Statutory working hours
Employees aged 18 and over can work a maximum of 12 hours per day and 60 hours per week. However, they cannot work that maximum number of hours every week, but rather a maximum average of:
- 48 hours over a 16-week period, or
- 55 hours in up to 4 consecutive weeks.
Most CAOs specify a 40-hour maximum working week. Exceptions are possible, for example seasonal work, peak times, or in the event of unforeseen circumstances such as a serious accident on the shop floor. In such cases, your employees can work more hours per day temporarily. Exceptions are possible if permitted in your CAO or if industry-level agreements are in place on these issues.
To whom does it apply?
The Working Hours Act applies to all your employees, including temporary agency staff, ‘payrollers’, secondees and trainees. You can only deviate from the Working Hours Act if an employee is earning more than 3 times the minimum wage per year. The Act does not apply to self-employed professionals, except where the safety of third parties is an issue, such as for self-employed drivers in road transport.

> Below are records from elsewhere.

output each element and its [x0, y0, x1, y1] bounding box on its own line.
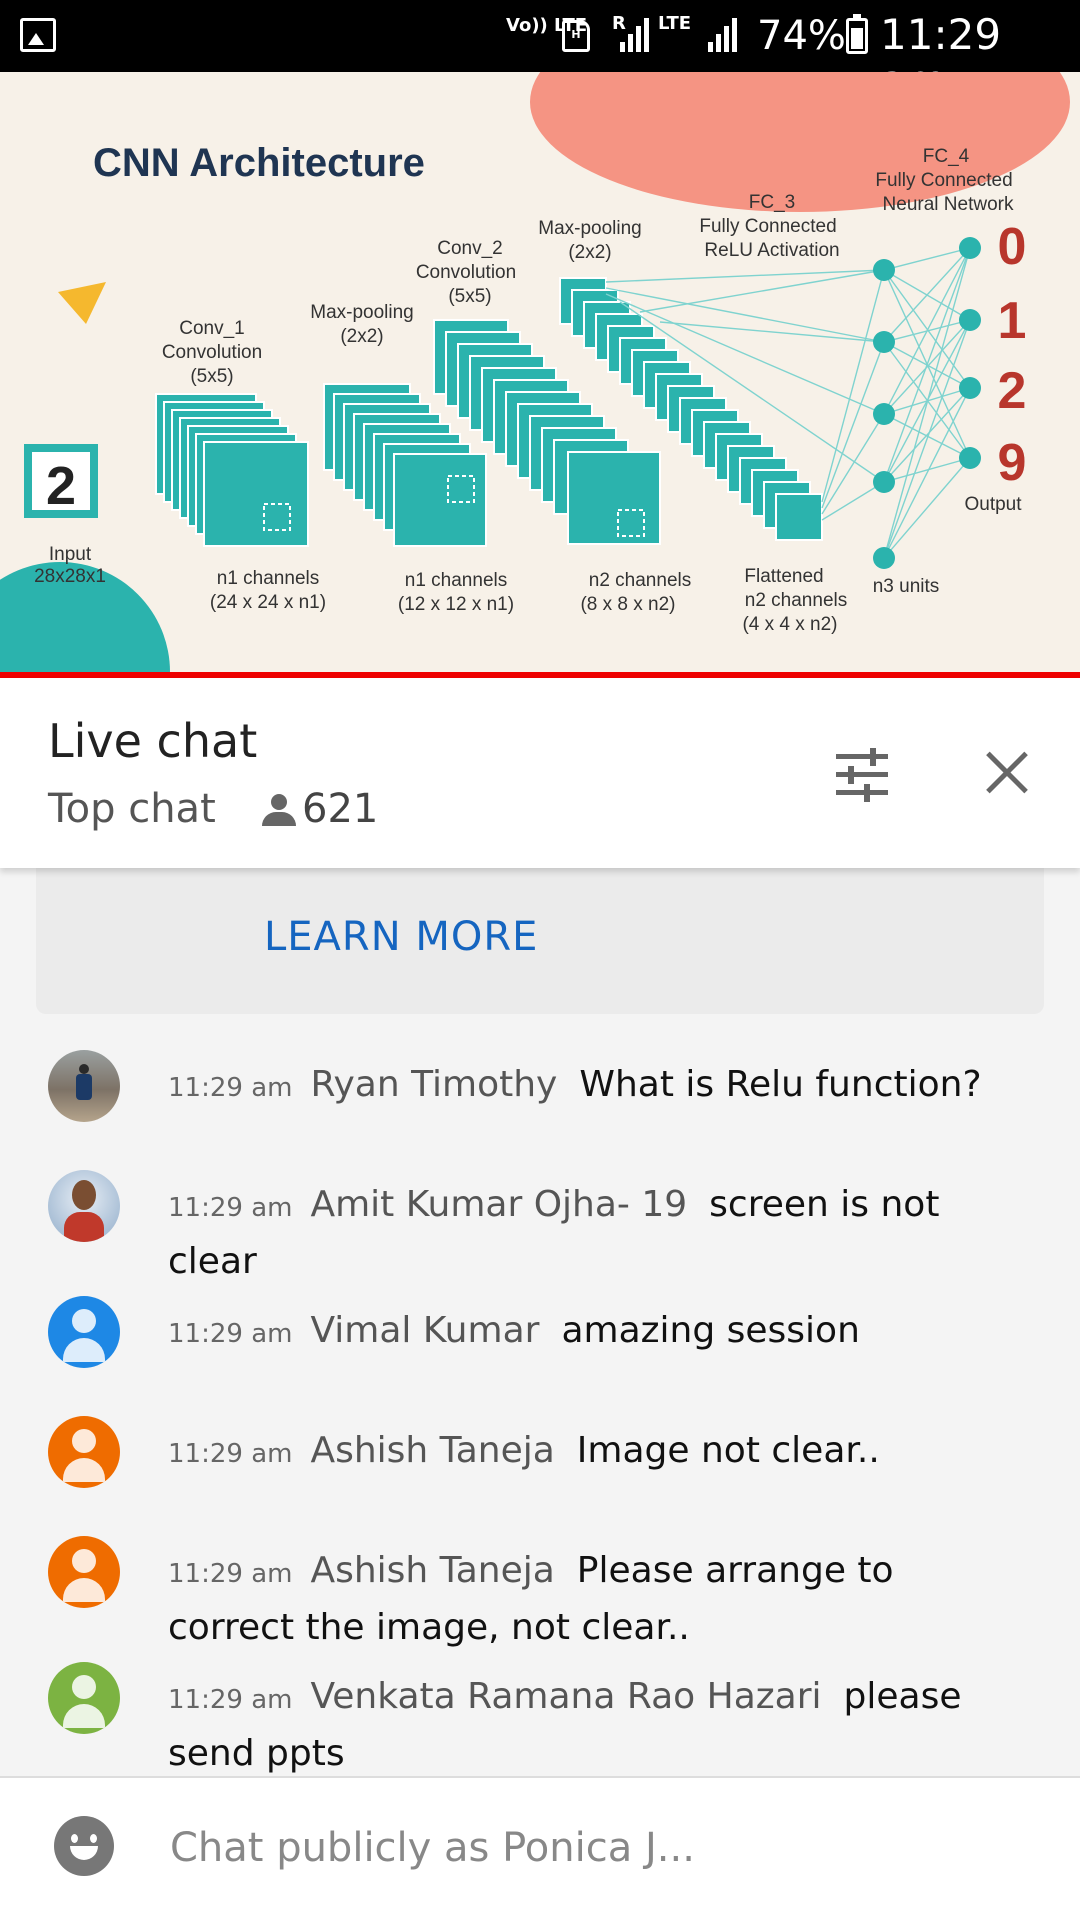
avatar[interactable]: [48, 1536, 120, 1608]
close-icon[interactable]: [982, 748, 1032, 798]
fc3-sub2: ReLU Activation: [704, 240, 839, 261]
message-author[interactable]: Ashish Taneja: [310, 1430, 554, 1471]
message-author[interactable]: Ashish Taneja: [310, 1550, 554, 1591]
promo-card: LEARN MORE: [36, 868, 1044, 1014]
message-time: 11:29 am: [168, 1559, 293, 1589]
top-chat-selector[interactable]: Top chat: [48, 786, 216, 832]
message-time: 11:29 am: [168, 1193, 293, 1223]
signal-bars-2-icon: [700, 18, 744, 52]
ch3-label-b: (8 x 8 x n2): [580, 594, 675, 615]
output-digit-2: 2: [998, 362, 1027, 420]
avatar[interactable]: [48, 1416, 120, 1488]
status-bar: Vo)) LTE H R LTE 74% 11:29 am: [0, 0, 1080, 104]
video-player[interactable]: CNN Architecture 2 Input 28x28x1 0 1 2 9…: [0, 72, 1080, 672]
avatar[interactable]: [48, 1050, 120, 1122]
lte-indicator: LTE: [658, 13, 692, 34]
sim-card-icon: H: [562, 20, 590, 52]
fc4-sub2: Neural Network: [883, 194, 1014, 215]
message-time: 11:29 am: [168, 1685, 293, 1715]
gallery-notification-icon: [20, 18, 56, 52]
output-digit-9: 9: [998, 434, 1027, 492]
battery-percent: 74%: [757, 13, 846, 59]
fc3-sub1: Fully Connected: [699, 216, 836, 237]
pool2-kernel: (2x2): [568, 242, 611, 263]
slide-title: CNN Architecture: [93, 141, 425, 185]
avatar[interactable]: [48, 1662, 120, 1734]
conv1-kernel: (5x5): [190, 366, 233, 387]
learn-more-link[interactable]: LEARN MORE: [264, 914, 538, 960]
message-text: amazing session: [561, 1310, 860, 1351]
input-digit: 2: [46, 456, 76, 516]
decor-triangle: [58, 282, 106, 324]
ch2-label-b: (12 x 12 x n1): [398, 594, 514, 615]
fc4-title: FC_4: [923, 146, 970, 167]
conv2-sub: Convolution: [416, 262, 516, 283]
signal-bars-1-icon: [612, 18, 652, 52]
ch1-label-b: (24 x 24 x n1): [210, 592, 326, 613]
filter-sliders-icon[interactable]: [832, 746, 892, 802]
ch4-label-b: n2 channels: [745, 590, 847, 611]
conv2-kernel: (5x5): [448, 286, 491, 307]
ch4-label-a: Flattened: [744, 566, 823, 587]
conv1-sub: Convolution: [162, 342, 262, 363]
message-text: What is Relu function?: [579, 1064, 982, 1105]
ch3-label-a: n2 channels: [589, 570, 691, 591]
avatar[interactable]: [48, 1170, 120, 1242]
pool1-title: Max-pooling: [310, 302, 414, 323]
fc4-nodes: [959, 237, 981, 469]
message-author[interactable]: Ryan Timothy: [310, 1064, 557, 1105]
viewer-count: 621: [302, 786, 379, 832]
chat-title: Live chat: [48, 714, 258, 768]
message-author[interactable]: Vimal Kumar: [310, 1310, 539, 1351]
decor-blob: [530, 72, 1070, 212]
avatar[interactable]: [48, 1296, 120, 1368]
conv2-title: Conv_2: [437, 238, 503, 259]
message-author[interactable]: Amit Kumar Ojha- 19: [310, 1184, 687, 1225]
n3-label: n3 units: [873, 576, 940, 597]
output-digit-0: 0: [998, 218, 1027, 276]
conv1-stack: [155, 393, 309, 547]
chat-input-bar: [0, 1776, 1080, 1922]
chat-input[interactable]: [168, 1812, 1032, 1884]
message-time: 11:29 am: [168, 1319, 293, 1349]
conv1-title: Conv_1: [179, 318, 245, 339]
input-size: 28x28x1: [34, 566, 106, 587]
message-text: Image not clear..: [576, 1430, 880, 1471]
message-time: 11:29 am: [168, 1439, 293, 1469]
output-digit-1: 1: [998, 292, 1027, 350]
emoji-icon[interactable]: [54, 1816, 114, 1876]
pool1-kernel: (2x2): [340, 326, 383, 347]
viewer-icon: [262, 794, 296, 826]
fc3-title: FC_3: [749, 192, 795, 213]
chat-header: Live chat Top chat 621: [0, 678, 1080, 868]
ch2-label-a: n1 channels: [405, 570, 507, 591]
fc3-nodes: [873, 259, 895, 569]
pool2-title: Max-pooling: [538, 218, 642, 239]
cnn-slide: CNN Architecture 2 Input 28x28x1 0 1 2 9…: [0, 72, 1070, 672]
fc4-sub1: Fully Connected: [875, 170, 1012, 191]
battery-icon: [846, 14, 868, 54]
ch1-label-a: n1 channels: [217, 568, 319, 589]
message-time: 11:29 am: [168, 1073, 293, 1103]
input-label: Input: [49, 544, 92, 565]
output-label: Output: [964, 494, 1022, 515]
message-author[interactable]: Venkata Ramana Rao Hazari: [310, 1676, 821, 1717]
ch4-label-c: (4 x 4 x n2): [742, 614, 837, 635]
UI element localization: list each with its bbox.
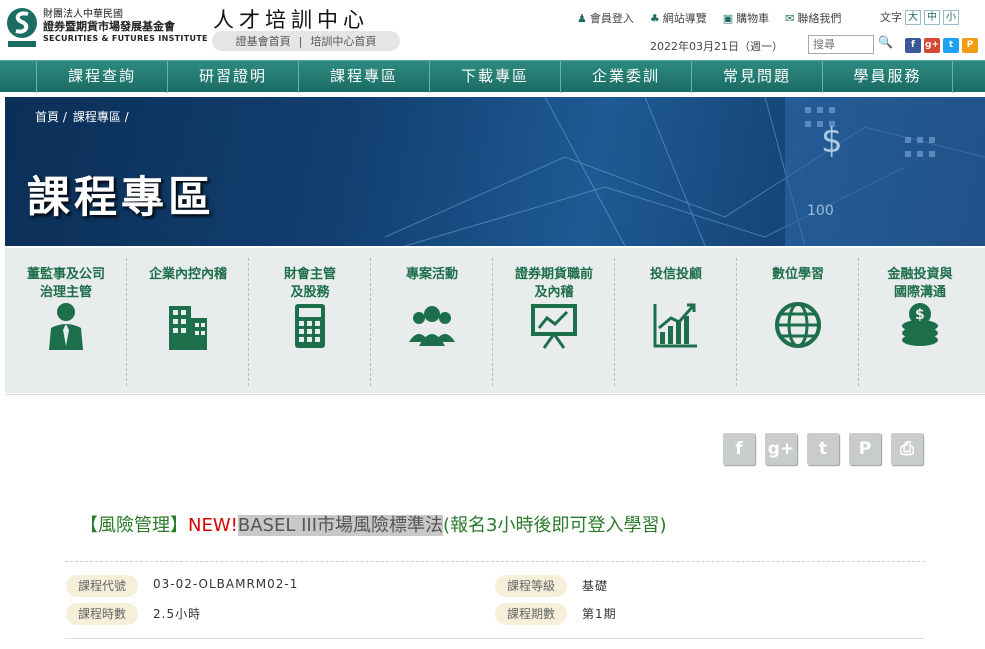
course-period-label: 課程期數	[495, 603, 568, 625]
page-title: 課程專區	[27, 173, 215, 223]
course-note: (報名3小時後即可登入學習)	[443, 515, 667, 536]
site-title[interactable]: 人才培訓中心	[213, 4, 369, 34]
current-date: 2022年03月21日（週一）	[650, 40, 783, 53]
sitemap-label: 網站導覽	[662, 12, 707, 25]
course-level-label: 課程等級	[495, 575, 568, 597]
category-international[interactable]: 金融投資與 國際溝通 $	[859, 248, 981, 393]
googleplus-icon[interactable]: g+	[924, 38, 940, 53]
font-size-large-button[interactable]: 大	[905, 9, 921, 25]
contact-icon: ✉	[785, 12, 795, 25]
category-investment-trust[interactable]: 投信投顧	[615, 248, 737, 393]
member-login-link[interactable]: ♟ 會員登入	[577, 10, 634, 26]
category-label: 金融投資與 國際溝通	[887, 267, 953, 300]
org-name-line2: 證券暨期貨市場發展基金會	[43, 20, 175, 33]
main-nav: 課程查詢 研習證明 課程專區 下載專區 企業委訓 常見問題 學員服務	[0, 60, 985, 93]
sitemap-icon: ♣	[649, 12, 660, 25]
training-home-link[interactable]: 培訓中心首頁	[310, 33, 376, 49]
globe-icon	[775, 302, 821, 348]
facebook-icon[interactable]: f	[905, 38, 921, 53]
cart-link[interactable]: ▣ 購物車	[723, 10, 769, 26]
category-strip: 董監事及公司 治理主管 企業內控內稽 財會主管 及股務 專案活動 證券期貨職前 …	[5, 248, 985, 393]
nav-faq[interactable]: 常見問題	[691, 61, 822, 93]
font-size-small-button[interactable]: 小	[943, 9, 959, 25]
nav-course-search[interactable]: 課程查詢	[36, 61, 167, 93]
category-internal-control[interactable]: 企業內控內稽	[127, 248, 249, 393]
share-buttons: f g+ t P ⎙	[723, 433, 923, 465]
font-size-label: 文字	[880, 11, 902, 24]
category-finance[interactable]: 財會主管 及股務	[249, 248, 371, 393]
sfi-logo[interactable]	[6, 5, 38, 49]
group-icon	[409, 306, 455, 346]
nav-student-service[interactable]: 學員服務	[822, 61, 953, 93]
course-period-value: 第1期	[582, 607, 617, 621]
sfi-home-link[interactable]: 證基會首頁	[236, 33, 291, 49]
organization-name: 財團法人中華民國 證券暨期貨市場發展基金會 SECURITIES & FUTUR…	[43, 9, 208, 45]
font-size-switch: 文字 大 中 小	[880, 9, 959, 25]
divider	[65, 638, 925, 639]
course-code-value: 03-02-OLBAMRM02-1	[153, 577, 299, 591]
category-label: 企業內控內稽	[148, 267, 227, 282]
growth-chart-icon	[653, 303, 697, 348]
category-label: 財會主管 及股務	[283, 267, 336, 300]
member-icon: ♟	[577, 12, 587, 25]
top-social-links: f g+ t P	[905, 38, 978, 53]
page-banner: $ 100 首頁 / 課程專區 / 課程專區	[5, 97, 985, 246]
nav-downloads[interactable]: 下載專區	[429, 61, 560, 93]
category-pre-employment[interactable]: 證券期貨職前 及內稽	[493, 248, 615, 393]
cart-icon: ▣	[722, 12, 734, 25]
breadcrumb-course-zone[interactable]: 課程專區 /	[73, 108, 129, 125]
course-level-value: 基礎	[582, 579, 609, 593]
link-separator: |	[298, 34, 303, 48]
contact-label: 聯絡我們	[797, 12, 842, 25]
course-hours-label: 課程時數	[66, 603, 139, 625]
print-icon[interactable]: ⎙	[891, 433, 923, 465]
share-twitter-icon[interactable]: t	[807, 433, 839, 465]
contact-link[interactable]: ✉ 聯絡我們	[785, 10, 841, 26]
search-icon[interactable]: 🔍	[878, 35, 893, 49]
top-links: 證基會首頁 | 培訓中心首頁	[212, 31, 400, 51]
share-googleplus-icon[interactable]: g+	[765, 433, 797, 465]
category-directors[interactable]: 董監事及公司 治理主管	[5, 248, 127, 393]
category-e-learning[interactable]: 數位學習	[737, 248, 859, 393]
category-label: 證券期貨職前 及內稽	[514, 267, 593, 300]
category-label: 數位學習	[771, 267, 824, 282]
svg-text:$: $	[821, 121, 843, 161]
nav-course-zone[interactable]: 課程專區	[298, 61, 429, 93]
share-plurk-icon[interactable]: P	[849, 433, 881, 465]
nav-certificate[interactable]: 研習證明	[167, 61, 298, 93]
utility-links: ♟ 會員登入 ♣ 網站導覽 ▣ 購物車 ✉ 聯絡我們	[577, 10, 841, 26]
new-badge: NEW!	[188, 515, 238, 536]
divider	[65, 561, 925, 562]
top-header: 財團法人中華民國 證券暨期貨市場發展基金會 SECURITIES & FUTUR…	[0, 0, 985, 60]
org-name-english: SECURITIES & FUTURES INSTITUTE	[43, 34, 208, 43]
font-size-medium-button[interactable]: 中	[924, 9, 940, 25]
coins-icon: $	[902, 303, 938, 346]
category-label: 董監事及公司 治理主管	[26, 267, 105, 300]
course-code-label: 課程代號	[66, 575, 139, 597]
course-title: 【風險管理】NEW!BASEL III市場風險標準法(報名3小時後即可登入學習)	[80, 511, 667, 537]
svg-text:100: 100	[807, 203, 834, 219]
category-label: 專案活動	[405, 267, 458, 282]
share-facebook-icon[interactable]: f	[723, 433, 755, 465]
breadcrumb-home[interactable]: 首頁 /	[35, 108, 67, 125]
member-login-label: 會員登入	[589, 12, 634, 25]
course-detail: f g+ t P ⎙ 【風險管理】NEW!BASEL III市場風險標準法(報名…	[5, 394, 985, 649]
nav-corporate-training[interactable]: 企業委訓	[560, 61, 691, 93]
presentation-icon	[531, 304, 577, 349]
sitemap-link[interactable]: ♣ 網站導覽	[650, 10, 707, 26]
plurk-icon[interactable]: P	[962, 38, 978, 53]
course-hours-value: 2.5小時	[153, 607, 202, 621]
category-label: 投信投顧	[649, 267, 702, 282]
calculator-icon	[295, 304, 325, 348]
director-icon	[49, 303, 83, 350]
course-category: 【風險管理】	[80, 515, 188, 536]
category-projects[interactable]: 專案活動	[371, 248, 493, 393]
breadcrumb: 首頁 / 課程專區 /	[35, 108, 129, 125]
cart-label: 購物車	[736, 12, 770, 25]
course-name: BASEL III市場風險標準法	[237, 515, 443, 536]
building-icon	[169, 306, 207, 350]
twitter-icon[interactable]: t	[943, 38, 959, 53]
search-input[interactable]	[808, 35, 874, 54]
svg-text:$: $	[915, 307, 925, 323]
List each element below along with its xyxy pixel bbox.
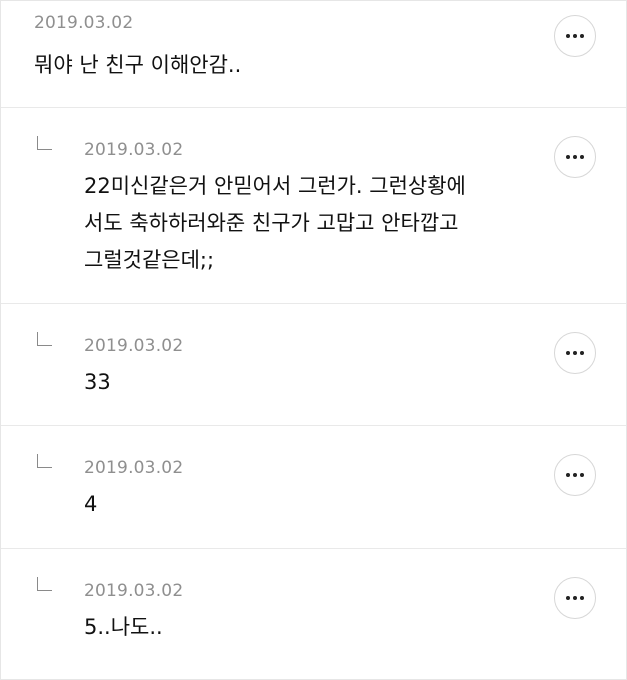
- reply-item: 2019.03.02 5..나도..: [1, 549, 626, 679]
- more-dots-icon: [566, 351, 584, 355]
- comment-date: 2019.03.02: [84, 458, 184, 478]
- more-dots-icon: [566, 596, 584, 600]
- comment-text: 5..나도..: [84, 615, 163, 639]
- comment-date: 2019.03.02: [84, 336, 184, 356]
- more-options-button[interactable]: [554, 15, 596, 57]
- reply-arrow-icon: [37, 332, 52, 346]
- comment-text: 22미신같은거 안믿어서 그런가. 그런상황에 서도 축하하러와준 친구가 고맙…: [84, 168, 466, 279]
- comment-date: 2019.03.02: [84, 140, 184, 160]
- more-options-button[interactable]: [554, 136, 596, 178]
- reply-item: 2019.03.02 33: [1, 304, 626, 426]
- comment-date: 2019.03.02: [34, 13, 134, 33]
- comment-item: 2019.03.02 뭐야 난 친구 이해안감..: [1, 1, 626, 108]
- comment-text-line: 서도 축하하러와준 친구가 고맙고 안타깝고: [84, 211, 459, 235]
- reply-arrow-icon: [37, 577, 52, 591]
- comment-text: 33: [84, 370, 111, 394]
- reply-arrow-icon: [37, 454, 52, 468]
- reply-item: 2019.03.02 4: [1, 426, 626, 549]
- more-options-button[interactable]: [554, 332, 596, 374]
- more-options-button[interactable]: [554, 577, 596, 619]
- more-dots-icon: [566, 34, 584, 38]
- more-dots-icon: [566, 155, 584, 159]
- comment-text-line: 그럴것같은데;;: [84, 248, 215, 272]
- more-dots-icon: [566, 473, 584, 477]
- comment-text: 뭐야 난 친구 이해안감..: [34, 53, 242, 77]
- comment-text: 4: [84, 492, 98, 516]
- more-options-button[interactable]: [554, 454, 596, 496]
- comment-date: 2019.03.02: [84, 581, 184, 601]
- reply-arrow-icon: [37, 136, 52, 150]
- comment-text-line: 22미신같은거 안믿어서 그런가. 그런상황에: [84, 174, 466, 198]
- comment-list: 2019.03.02 뭐야 난 친구 이해안감.. 2019.03.02 22미…: [0, 0, 627, 680]
- reply-item: 2019.03.02 22미신같은거 안믿어서 그런가. 그런상황에 서도 축하…: [1, 108, 626, 304]
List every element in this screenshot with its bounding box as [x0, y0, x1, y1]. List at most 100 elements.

What about commuting time?
Time spent commuting between home and work does not constitute working time. Travel between work sites and for work purposes does count as working time. A few exceptions also apply regarding commuting between home and work. For example, if you instruct an employee to pick up or drop off colleagues at home in a company vehicle, these trips do count as travel for work purposes as far as that employee is concerned. For the colleagues, the trips still count as a commute.
Your employees are entitled to breaks. The Act specifies as follows:
- If an employee works for more than 5½ hours, he is entitled to at least 30 minutes of break time. This may be split into two 15-minute breaks;
- If an employee works for more than 10 hours, he must have at least 45 minutes of break time. This may be split into several breaks, each of which must be at least 15 minutes.
Breaks do not count as worked hours.
Overtime hours count towards the statutory maximum hours your employee can work for you, which is 12 hours per day or 60 hours per week. The Act does not state how much extra pay your employee must receive for overtime. You can make your own arrangements for this in your terms of employment, or there might be overtime provisions in your CAO.
Time worked only counts as night work if your employee works at least 1 hour between 00:00 and 06:00 CE(S)T. A night shift can last a maximum of 10 hours, and must be followed by an extra long rest period. Exceptions apply, for example, if the number of night shifts per year is limited or if there is no substitute for your employee and the work needs to be done.
Please note: before your employee’s first night shift, they must undergo a health check-up before going on duty. Any employee who fails the health check-up must return to daytime work as soon as possible.
Find all the rules for night shifts (in Dutch) on the Arboportaal website.
Maximum number of night shifts and exemption
It is not allowed to let your employees only take night shifts. There is a maximum number of night shifts your employee can work per year. The number of night shifts an employee can work is limited to 117 per year. This rule does not apply if:
- there is a collective agreement in place that specifies more night shifts are necessary, or
- the nature of the work demands it.
In that case, 140 night shifts per year is the maximum. You can apply for an exemption to the maximum, for instance if your business only operates during the night. If you are granted the exemption, your employee can work 20 night shifts per 4 weeks; this amounts to 260 night shifts per year.